Thursday, September 24, 2015

Avery Fortuna





























The Stats
Style: American Wild Ale
ABV: 8.10%
Current Ratings...
- Beer Advocate: 4.08/5
- RateBeer: 3.66/5

The Avery Barrel program is notorious for producing high abv, but flavorful beers of every style. I've previously reviewed some of Avery's barrel-aged beers and have found them to be delicious with strong barrel presence. Oddly enough, those were both pumpkin beers, but today we move to a completely different style with a sour. Fortuna is a sour ale that was aged in Suerte tequila barrels with salt and lime zest. Sounds intimidating to me.

Pours a hazy dark orange with a small amount of carbonation and less than a finger of white head.

It smells like top shelf tequila with a ton of lime and salt. It's full of brine-like pickle juice, but I am digging it. I'm also getting some spices which are similar to nutmeg and maybe even cinnamon. What?

In my experience with tequila aged beers, I have found almost 100% of them tend to be too hot with a significant amount of alcohol taste. Fortuna appears to be the first one I've had that got it done right.
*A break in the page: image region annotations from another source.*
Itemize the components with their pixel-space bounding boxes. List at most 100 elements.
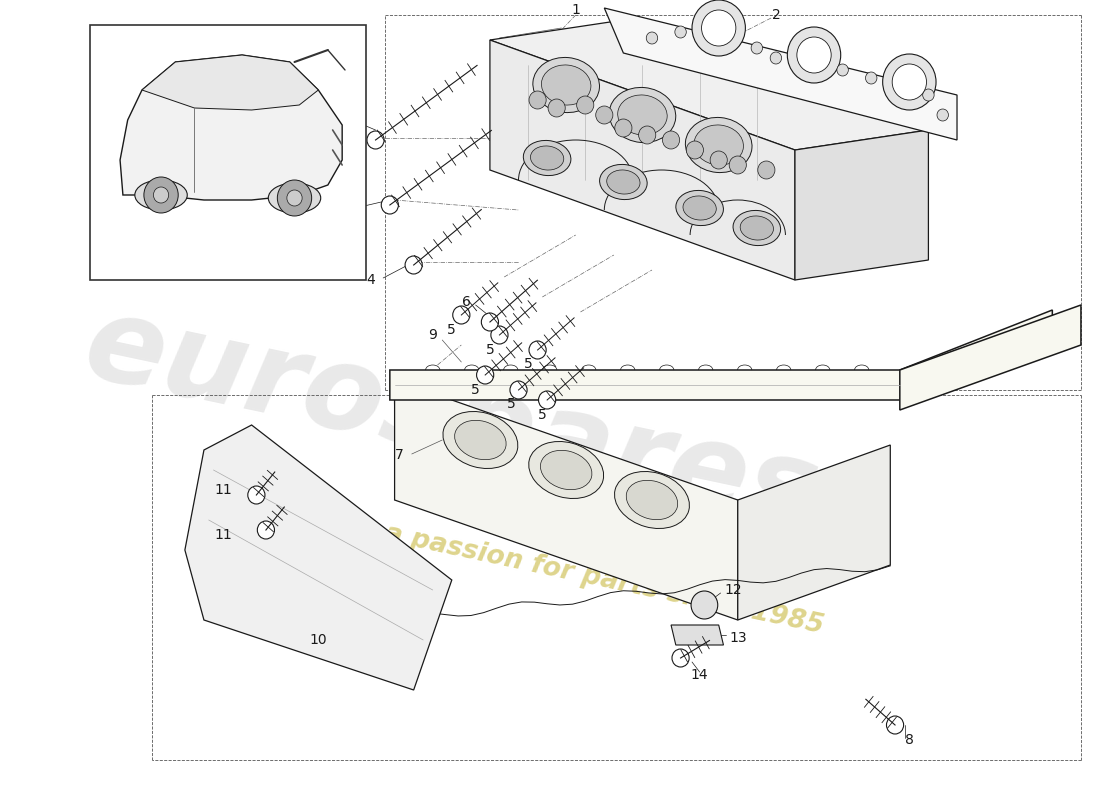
- Circle shape: [476, 366, 494, 384]
- Circle shape: [837, 64, 848, 76]
- Ellipse shape: [529, 442, 604, 498]
- Ellipse shape: [600, 165, 647, 199]
- Ellipse shape: [454, 420, 506, 460]
- Ellipse shape: [268, 183, 321, 213]
- Circle shape: [615, 119, 632, 137]
- Text: 5: 5: [485, 343, 494, 357]
- Circle shape: [675, 26, 686, 38]
- Text: eurospares: eurospares: [75, 286, 828, 554]
- Bar: [89, 25, 366, 280]
- Text: 4: 4: [366, 273, 375, 287]
- Ellipse shape: [685, 118, 752, 173]
- Polygon shape: [795, 130, 928, 280]
- Circle shape: [923, 89, 934, 101]
- Circle shape: [576, 96, 594, 114]
- Text: 2: 2: [771, 8, 780, 22]
- Circle shape: [144, 177, 178, 213]
- Text: 10: 10: [309, 633, 327, 647]
- Text: 3: 3: [333, 108, 342, 122]
- Circle shape: [691, 591, 717, 619]
- Circle shape: [937, 109, 948, 121]
- Circle shape: [405, 256, 422, 274]
- Circle shape: [529, 91, 547, 109]
- Text: 5: 5: [538, 408, 547, 422]
- Text: 8: 8: [905, 733, 914, 747]
- Circle shape: [686, 141, 703, 159]
- Circle shape: [153, 187, 168, 203]
- Ellipse shape: [626, 480, 678, 520]
- Text: 7: 7: [395, 448, 404, 462]
- Text: 11: 11: [214, 483, 232, 497]
- Text: 12: 12: [724, 583, 741, 597]
- Text: 14: 14: [691, 668, 708, 682]
- Circle shape: [758, 161, 774, 179]
- Circle shape: [639, 126, 656, 144]
- Text: a passion for parts since 1985: a passion for parts since 1985: [383, 521, 826, 639]
- Circle shape: [510, 381, 527, 399]
- Ellipse shape: [541, 65, 591, 105]
- Circle shape: [770, 52, 782, 64]
- Circle shape: [672, 649, 689, 667]
- Ellipse shape: [733, 210, 781, 246]
- Circle shape: [248, 486, 265, 504]
- Polygon shape: [395, 380, 738, 620]
- Polygon shape: [671, 625, 724, 645]
- Circle shape: [662, 131, 680, 149]
- Circle shape: [277, 180, 311, 216]
- Polygon shape: [900, 305, 1081, 410]
- Circle shape: [257, 521, 275, 539]
- Ellipse shape: [443, 411, 518, 469]
- Ellipse shape: [607, 170, 640, 194]
- Polygon shape: [389, 310, 1053, 400]
- Ellipse shape: [524, 141, 571, 175]
- Circle shape: [287, 190, 303, 206]
- Circle shape: [796, 37, 832, 73]
- Circle shape: [529, 341, 547, 359]
- Circle shape: [882, 54, 936, 110]
- Ellipse shape: [618, 95, 668, 135]
- Text: 13: 13: [729, 631, 747, 645]
- Circle shape: [866, 72, 877, 84]
- Circle shape: [382, 196, 398, 214]
- Circle shape: [692, 0, 746, 56]
- Polygon shape: [738, 445, 890, 620]
- Text: 6: 6: [462, 295, 471, 309]
- Ellipse shape: [530, 146, 564, 170]
- Text: 3: 3: [333, 203, 342, 217]
- Polygon shape: [142, 55, 318, 110]
- Circle shape: [482, 313, 498, 331]
- Circle shape: [596, 106, 613, 124]
- Ellipse shape: [683, 196, 716, 220]
- Text: 5: 5: [506, 397, 515, 411]
- Circle shape: [491, 326, 508, 344]
- Text: 5: 5: [524, 357, 532, 371]
- Ellipse shape: [609, 87, 675, 142]
- Circle shape: [892, 64, 926, 100]
- Circle shape: [702, 10, 736, 46]
- Circle shape: [887, 716, 903, 734]
- Polygon shape: [185, 425, 452, 690]
- Polygon shape: [120, 55, 342, 200]
- Polygon shape: [604, 8, 957, 140]
- Text: 9: 9: [428, 328, 437, 342]
- Circle shape: [788, 27, 840, 83]
- Ellipse shape: [540, 450, 592, 490]
- Circle shape: [539, 391, 556, 409]
- Circle shape: [453, 306, 470, 324]
- Circle shape: [647, 32, 658, 44]
- Polygon shape: [490, 40, 795, 280]
- Text: 11: 11: [214, 528, 232, 542]
- Ellipse shape: [532, 58, 600, 113]
- Circle shape: [548, 99, 565, 117]
- Circle shape: [729, 156, 746, 174]
- Ellipse shape: [135, 180, 187, 210]
- Text: 5: 5: [448, 323, 456, 337]
- Circle shape: [367, 131, 384, 149]
- Ellipse shape: [740, 216, 773, 240]
- Ellipse shape: [675, 190, 724, 226]
- Text: 1: 1: [571, 3, 580, 17]
- Circle shape: [751, 42, 762, 54]
- Ellipse shape: [694, 125, 744, 165]
- Circle shape: [711, 151, 727, 169]
- Polygon shape: [490, 20, 928, 150]
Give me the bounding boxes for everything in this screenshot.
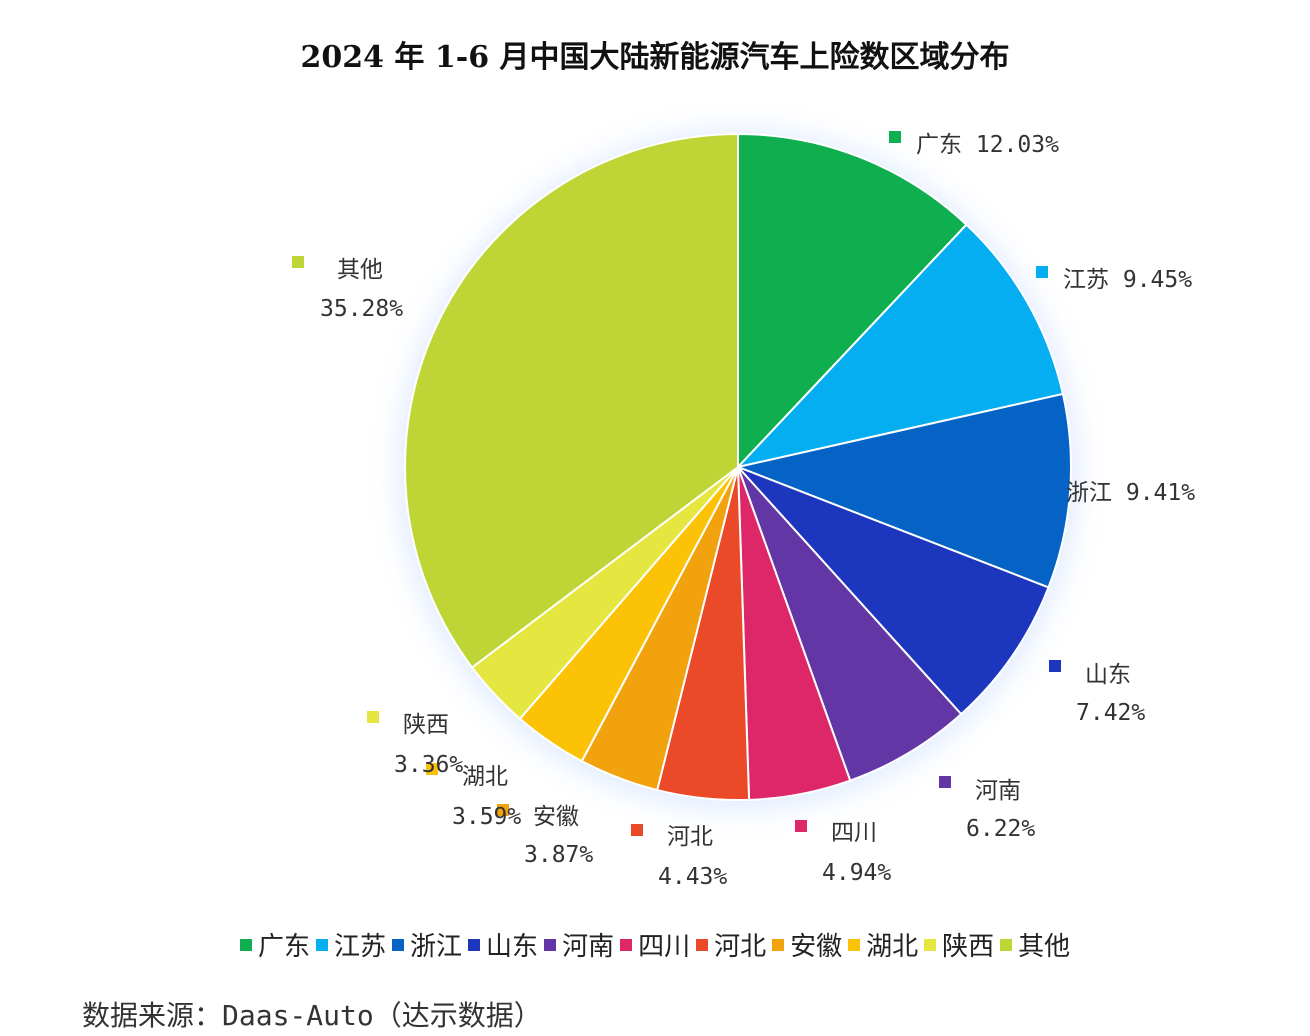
legend-swatch [772, 938, 785, 951]
legend-label: 山东 [486, 932, 539, 962]
legend-label: 江苏 [334, 932, 387, 962]
label-swatch-5 [795, 820, 807, 832]
data-source: 数据来源：Daas-Auto（达示数据） [82, 999, 542, 1032]
legend: 广东 江苏 浙江 山东 河南 四川 河北 安徽 湖北 陕西 其他 [240, 926, 1076, 963]
label-swatch-8 [426, 763, 438, 775]
label-swatch-7 [497, 804, 509, 816]
legend-item-4: 河南 [544, 926, 614, 963]
pie-chart: 广东 12.03% 江苏 9.45% 浙江 9.41% 山东 7.42% 河南 6.22% 四… [292, 130, 1195, 890]
legend-label: 河北 [714, 932, 767, 962]
legend-swatch [1000, 938, 1013, 951]
label-swatch-10 [292, 256, 304, 268]
slice-label-2: 浙江 9.41% [1066, 480, 1195, 506]
legend-label: 河南 [562, 932, 615, 962]
slice-label-value-7: 3.87% [524, 842, 593, 868]
slice-label-name-4: 河南 [975, 778, 1021, 804]
slice-label-name-7: 安徽 [533, 804, 579, 830]
slice-label-name-8: 湖北 [462, 764, 508, 790]
legend-item-10: 其他 [1000, 926, 1070, 963]
slice-labels: 广东 12.03% 江苏 9.45% 浙江 9.41% 山东 7.42% 河南 6.22% 四… [292, 131, 1195, 890]
slice-label-0: 广东 12.03% [916, 132, 1059, 158]
legend-item-6: 河北 [696, 926, 766, 963]
slice-label-name-10: 其他 [337, 257, 383, 283]
legend-item-2: 浙江 [392, 926, 462, 963]
legend-swatch [924, 938, 937, 951]
pie-slices [404, 132, 1072, 801]
label-swatch-6 [631, 824, 643, 836]
legend-label: 湖北 [866, 932, 919, 962]
pie-slice-10 [404, 132, 739, 669]
label-swatch-0 [889, 131, 901, 143]
slice-label-name-5: 四川 [831, 820, 877, 846]
legend-label: 四川 [638, 932, 691, 962]
legend-item-0: 广东 [240, 926, 310, 963]
legend-swatch [240, 938, 252, 951]
slice-label-name-9: 陕西 [403, 712, 449, 738]
slice-label-name-3: 山东 [1085, 662, 1131, 688]
legend-label: 广东 [258, 932, 311, 962]
label-swatch-9 [367, 711, 379, 723]
pie-slice-3 [737, 466, 1050, 716]
legend-swatch [544, 938, 557, 951]
pie-slice-2 [734, 392, 1072, 589]
legend-label: 安徽 [790, 932, 843, 962]
slice-label-name-6: 河北 [667, 824, 713, 850]
legend-label: 陕西 [942, 932, 995, 962]
pie-slice-4 [737, 466, 963, 782]
legend-item-1: 江苏 [316, 926, 386, 963]
pie-slice-0 [737, 132, 968, 470]
legend-item-5: 四川 [620, 926, 690, 963]
chart-title: 2024 年 1-6 月中国大陆新能源汽车上险数区域分布 [300, 40, 1010, 75]
slice-label-value-10: 35.28% [320, 296, 403, 322]
slice-label-value-6: 4.43% [658, 864, 727, 890]
legend-swatch [392, 938, 405, 951]
legend-swatch [696, 938, 709, 951]
legend-swatch [848, 938, 861, 951]
label-swatch-1 [1036, 266, 1048, 278]
slice-label-value-3: 7.42% [1076, 700, 1145, 726]
legend-label: 其他 [1018, 932, 1071, 962]
legend-item-8: 湖北 [848, 926, 918, 963]
slice-label-value-8: 3.59% [452, 804, 521, 830]
legend-item-9: 陕西 [924, 926, 994, 963]
legend-item-7: 安徽 [772, 926, 842, 963]
slice-label-value-9: 3.36% [394, 752, 463, 778]
label-swatch-4 [939, 776, 951, 788]
legend-swatch [620, 938, 633, 951]
label-swatch-3 [1049, 660, 1061, 672]
legend-swatch [468, 938, 481, 951]
legend-item-3: 山东 [468, 926, 538, 963]
slice-label-value-4: 6.22% [966, 816, 1035, 842]
legend-label: 浙江 [410, 932, 463, 962]
pie-slice-1 [735, 223, 1065, 469]
legend-swatch [316, 938, 329, 951]
slice-label-value-5: 4.94% [822, 860, 891, 886]
slice-label-1: 江苏 9.45% [1063, 267, 1192, 293]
To describe the taste would be to imagine licking salt, taking a tequila shot, and biting into a lime, but now it is soured with great bacteria strains. The oak and tequila are first and foremost, but that salt just dominates immediately after. It's like the salt flavor of a world-class Gose, but amped up and somehow doesn't make your eyes water. In the numerous IPA's I've reviewed, I find a lot of this lemon zest quality to them, but here, it is a juicy lime zest that adds intensity to the tequila and salt. Standing firmly next to the juices and salt is the sourness of those bacteria strains which when combined with the salt make for a truly mouth-puckering experience.
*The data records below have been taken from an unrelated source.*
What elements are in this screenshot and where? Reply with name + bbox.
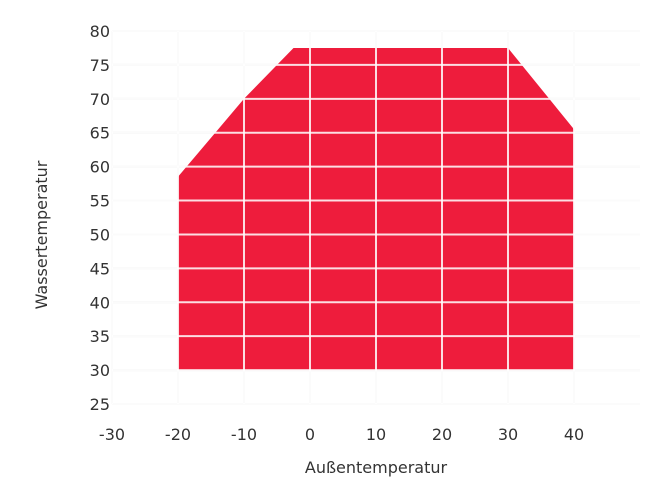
x-tick-label: 10 bbox=[366, 425, 386, 444]
y-tick-label: 45 bbox=[90, 259, 110, 278]
y-tick-label: 30 bbox=[90, 361, 110, 380]
y-tick-label: 40 bbox=[90, 293, 110, 312]
x-tick-label: -20 bbox=[165, 425, 191, 444]
y-tick-label: 35 bbox=[90, 327, 110, 346]
y-tick-label: 60 bbox=[90, 158, 110, 177]
x-tick-labels: -30 -20 -10 0 10 20 30 40 bbox=[99, 425, 584, 444]
y-tick-labels: 25 30 35 40 45 50 55 60 65 70 75 80 bbox=[90, 22, 110, 414]
x-tick-label: 0 bbox=[305, 425, 315, 444]
x-tick-label: -30 bbox=[99, 425, 125, 444]
y-tick-label: 70 bbox=[90, 90, 110, 109]
y-tick-label: 50 bbox=[90, 225, 110, 244]
y-tick-label: 75 bbox=[90, 56, 110, 75]
gridlines-overlay bbox=[111, 30, 640, 405]
x-tick-label: 40 bbox=[564, 425, 584, 444]
y-tick-label: 55 bbox=[90, 192, 110, 211]
y-tick-label: 65 bbox=[90, 124, 110, 143]
y-tick-label: 25 bbox=[90, 395, 110, 414]
x-tick-label: -10 bbox=[231, 425, 257, 444]
y-tick-label: 80 bbox=[90, 22, 110, 41]
x-axis-title: Außentemperatur bbox=[305, 458, 448, 477]
x-tick-label: 30 bbox=[498, 425, 518, 444]
x-tick-label: 20 bbox=[432, 425, 452, 444]
y-axis-title: Wassertemperatur bbox=[32, 160, 51, 309]
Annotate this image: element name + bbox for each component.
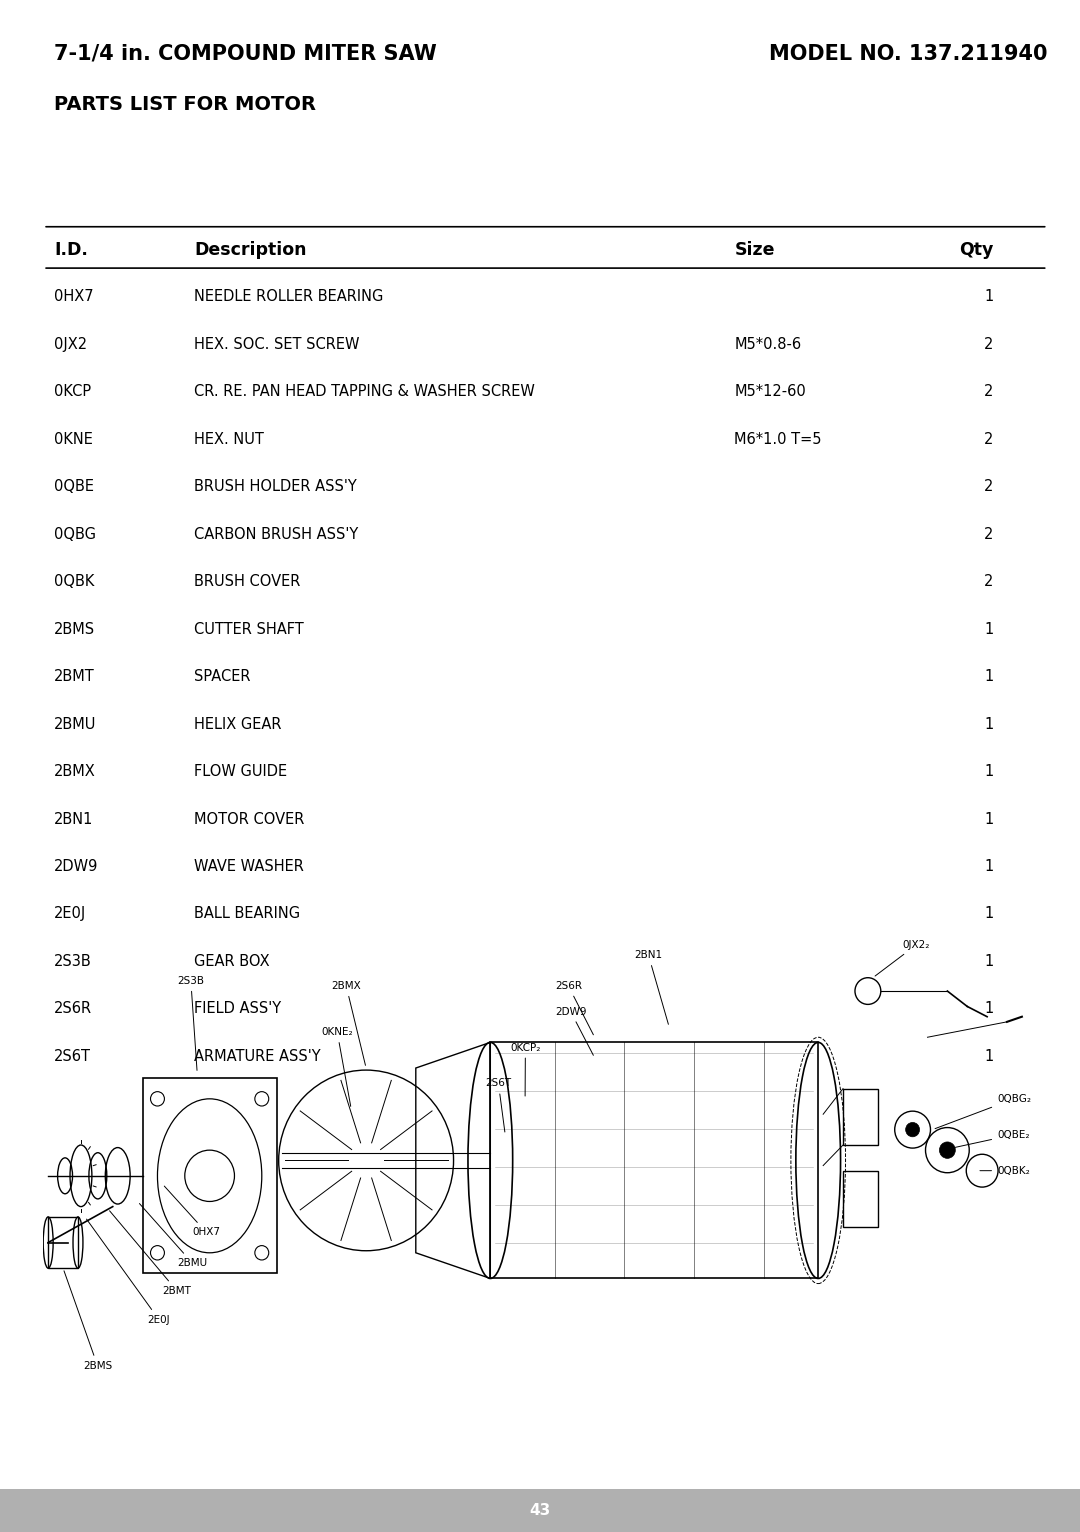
Text: 2: 2 <box>984 574 994 588</box>
Text: 0QBE: 0QBE <box>54 480 94 493</box>
Text: MODEL NO. 137.211940: MODEL NO. 137.211940 <box>769 43 1048 64</box>
Text: 2BMS: 2BMS <box>54 622 95 636</box>
Text: 2: 2 <box>984 432 994 446</box>
Text: 2S6R: 2S6R <box>555 980 593 1034</box>
Text: 1: 1 <box>984 1002 994 1016</box>
Text: 0KNE: 0KNE <box>54 432 93 446</box>
Bar <box>843 1170 878 1227</box>
Text: 2S6T: 2S6T <box>54 1049 91 1063</box>
Text: FIELD ASS'Y: FIELD ASS'Y <box>194 1002 282 1016</box>
Text: 1: 1 <box>984 859 994 873</box>
Text: 0QBE₂: 0QBE₂ <box>945 1129 1029 1149</box>
Bar <box>0 1489 1080 1532</box>
Text: GEAR BOX: GEAR BOX <box>194 954 270 968</box>
Text: 1: 1 <box>984 1049 994 1063</box>
Text: 2S6T: 2S6T <box>485 1079 512 1132</box>
Text: 1: 1 <box>984 669 994 683</box>
Text: 2BN1: 2BN1 <box>54 812 93 826</box>
Text: PARTS LIST FOR MOTOR: PARTS LIST FOR MOTOR <box>54 95 316 113</box>
Text: 2S6R: 2S6R <box>54 1002 92 1016</box>
Text: CR. RE. PAN HEAD TAPPING & WASHER SCREW: CR. RE. PAN HEAD TAPPING & WASHER SCREW <box>194 385 536 398</box>
Text: M6*1.0 T=5: M6*1.0 T=5 <box>734 432 822 446</box>
Circle shape <box>906 1123 919 1137</box>
Text: 1: 1 <box>984 812 994 826</box>
Text: 0JX2: 0JX2 <box>54 337 87 351</box>
Text: CUTTER SHAFT: CUTTER SHAFT <box>194 622 305 636</box>
Text: Description: Description <box>194 241 307 259</box>
Text: 2BN1: 2BN1 <box>634 950 669 1025</box>
Text: HEX. NUT: HEX. NUT <box>194 432 265 446</box>
Text: WAVE WASHER: WAVE WASHER <box>194 859 305 873</box>
Text: 7-1/4 in. COMPOUND MITER SAW: 7-1/4 in. COMPOUND MITER SAW <box>54 43 436 64</box>
Text: 0HX7: 0HX7 <box>164 1186 220 1238</box>
Text: 0QBK: 0QBK <box>54 574 94 588</box>
Text: 2E0J: 2E0J <box>86 1219 171 1325</box>
Text: MOTOR COVER: MOTOR COVER <box>194 812 305 826</box>
Text: 1: 1 <box>984 954 994 968</box>
Text: 0QBG: 0QBG <box>54 527 96 541</box>
Text: 2BMS: 2BMS <box>64 1272 112 1371</box>
Text: 1: 1 <box>984 764 994 778</box>
Text: 1: 1 <box>984 290 994 303</box>
Text: M5*12-60: M5*12-60 <box>734 385 806 398</box>
Text: SPACER: SPACER <box>194 669 251 683</box>
Text: I.D.: I.D. <box>54 241 87 259</box>
Text: BALL BEARING: BALL BEARING <box>194 907 300 921</box>
Bar <box>843 1089 878 1144</box>
Text: 1: 1 <box>984 622 994 636</box>
Text: 2: 2 <box>984 337 994 351</box>
Text: 0HX7: 0HX7 <box>54 290 94 303</box>
Text: 2DW9: 2DW9 <box>54 859 98 873</box>
Text: 1: 1 <box>984 717 994 731</box>
Text: 0QBK₂: 0QBK₂ <box>980 1166 1030 1175</box>
Text: 2: 2 <box>984 385 994 398</box>
Text: 2S3B: 2S3B <box>54 954 92 968</box>
Text: 43: 43 <box>529 1503 551 1518</box>
Text: 2: 2 <box>984 480 994 493</box>
Text: BRUSH HOLDER ASS'Y: BRUSH HOLDER ASS'Y <box>194 480 357 493</box>
Text: 2BMT: 2BMT <box>54 669 95 683</box>
Text: 2BMX: 2BMX <box>54 764 96 778</box>
Text: 0QBG₂: 0QBG₂ <box>935 1094 1031 1129</box>
Text: Size: Size <box>734 241 775 259</box>
Text: ARMATURE ASS'Y: ARMATURE ASS'Y <box>194 1049 321 1063</box>
Text: 0KCP₂: 0KCP₂ <box>510 1042 541 1095</box>
Text: Qty: Qty <box>959 241 994 259</box>
Text: BRUSH COVER: BRUSH COVER <box>194 574 300 588</box>
Text: CARBON BRUSH ASS'Y: CARBON BRUSH ASS'Y <box>194 527 359 541</box>
Text: M5*0.8-6: M5*0.8-6 <box>734 337 801 351</box>
Text: 2BMT: 2BMT <box>109 1210 191 1296</box>
Text: 2BMX: 2BMX <box>332 980 365 1065</box>
Text: HEX. SOC. SET SCREW: HEX. SOC. SET SCREW <box>194 337 360 351</box>
Text: 2: 2 <box>984 527 994 541</box>
Text: 2DW9: 2DW9 <box>555 1007 593 1056</box>
Text: FLOW GUIDE: FLOW GUIDE <box>194 764 287 778</box>
Text: HELIX GEAR: HELIX GEAR <box>194 717 282 731</box>
Text: 0JX2₂: 0JX2₂ <box>875 939 930 976</box>
Text: 1: 1 <box>984 907 994 921</box>
Text: 2S3B: 2S3B <box>177 976 204 1071</box>
Text: 2BMU: 2BMU <box>139 1204 207 1268</box>
Text: NEEDLE ROLLER BEARING: NEEDLE ROLLER BEARING <box>194 290 383 303</box>
Text: 0KCP: 0KCP <box>54 385 91 398</box>
Circle shape <box>940 1141 956 1158</box>
Text: 2BMU: 2BMU <box>54 717 96 731</box>
Text: 0KNE₂: 0KNE₂ <box>322 1026 353 1106</box>
Text: 2E0J: 2E0J <box>54 907 86 921</box>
When you hear salt plus bacteria, your mouth dries up just thinking about how tart this could turn out. If I had to deduct points for anything it is that while this has managed to pull off insane drinkability, it is noticeably dry. Just have some water handy as you sip on this one. Avery barrel-aged beers usually come with huge abv's, but at "only" 8.10%, this is tame by Avery standards, but it still makes full use of it's weight. As I said before, no alcohol taste with the high quality spirit they used, it is smooth as all hell.

This is probably the best sour beer I've had, and easily at the top of "American Wild Ale" category for me. It's flavorful, tart, complex, and drinkable. Those who don't wish for such a tangy sour will stray away, but those who love the style are in for quite the experience.